SAVING THE PÈRE DAVID'S DEER
By Justin Jin
Père David’s deer is no ordinary deer. With giant antlers atop a head shaped like a horse, the animal has a donkey’s tail, and hooves like a cow but with webbing between the toes for swimming.
If that’s not extraordinary enough, the Chinese deer went extinct in the wild, only to be saved on a British duke’s estate. Now, Père David’s deer is back home in China and adding a new chapter to its illustrious story.
We meet a lone Père David’s deer as we arrive at the sprawling National Nature Reserve Monitoring Center in Central China’s Hubei province. Looking at us through long eyelashes, the young deer grabs the grass we hold out, a soft, moist muzzle tickling our palms.

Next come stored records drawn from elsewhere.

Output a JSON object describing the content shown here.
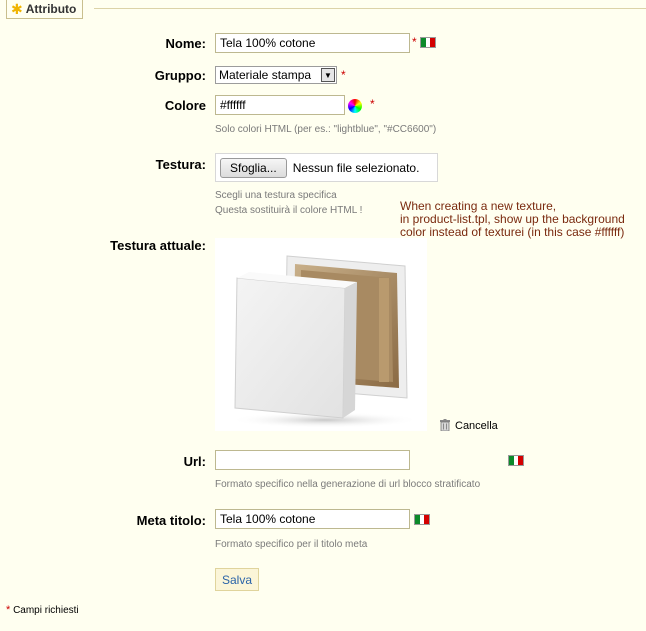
{
  "section": {
    "title": "Attributo"
  },
  "fields": {
    "nome": {
      "label": "Nome:",
      "value": "Tela 100% cotone",
      "required_mark": "*"
    },
    "gruppo": {
      "label": "Gruppo:",
      "selected": "Materiale stampa",
      "required_mark": "*"
    },
    "colore": {
      "label": "Colore",
      "value": "#ffffff",
      "required_mark": "*",
      "hint": "Solo colori HTML (per es.: \"lightblue\", \"#CC6600\")"
    },
    "testura": {
      "label": "Testura:",
      "browse_button": "Sfoglia...",
      "file_status": "Nessun file selezionato.",
      "hint_line1": "Scegli una testura specifica",
      "hint_line2": "Questa sostituirà il colore HTML !"
    },
    "testura_attuale": {
      "label": "Testura attuale:",
      "delete_label": "Cancella"
    },
    "url": {
      "label": "Url:",
      "value": "",
      "hint": "Formato specifico nella generazione di url blocco stratificato"
    },
    "meta_titolo": {
      "label": "Meta titolo:",
      "value": "Tela 100% cotone",
      "hint": "Formato specifico per il titolo meta"
    }
  },
  "annotation": {
    "line1": "When creating a new texture,",
    "line2": "in product-list.tpl, show up the background",
    "line3": "color instead of texturei (in this case #ffffff)"
  },
  "actions": {
    "save_label": "Salva"
  },
  "footer": {
    "required_mark": "*",
    "required_note": "Campi richiesti"
  },
  "colors": {
    "background": "#fffff0",
    "annotation": "#7a2a0f",
    "required": "#cc0000",
    "link": "#2a63a8"
  }
}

The rest of the center’s deer are in a protected area behind multiple sets of high gates. Humans are not allowed to get close during mating season. Instead, conservationists watch them on a bank of computer monitors.
The 550 lb animal, native to China’s Yangtze River basin, was already disappearing in the late 19th century when French missionary Père (Father) David first made it known to the West. Later, when floods and hunting wiped out the entire population in China, Herbrand Russell, Duke of Bedford, saved the species from extinction by acquiring the the last of the world’s captive deer and breeding them on his estate.
Nearly a century later, the first conservation reintroduction in China was met with some skepticism. Few people thought the deer would survive, given the small gene pool. But the deer defied expectations; the founding population of 38 has now reached 600 in this center alone.
Inside the gleaming visitor center, we meet director Wen Huajun, who has been working with Père David’s deer for 20 years.
“These animals are much smarter than we initially thought, and with a strong survival instinct,” he says. They’ve learned to use their hooves as tools, kicking open watermelons and flipping fish out of shallow water onto the ground. The deer are also skilled athletes, running and swimming with impressive speed and endurance.
“They originated from the Yangtze basin, so as soon as they return to this area, with the geographical characteristics, their instincts are awakened,” says Wen.
The center—established by WWF, together with government agencies and multinational banking and financial services company HSBC—aims to raise awareness about conserving habitat not only for Père David’s deer but also for local communities and other rare species, including the finless porpoise.
In 2016, China’s Forestry Administration released 16 deer into an unfenced park south of the Yangtze River. For the first time since its extinction, Père David’s deer is tentatively back in the wild.
Yet despite its ability to bounce back, scientists know Père David’s deer is still vulnerable, and serious efforts are needed to conserve its habitat.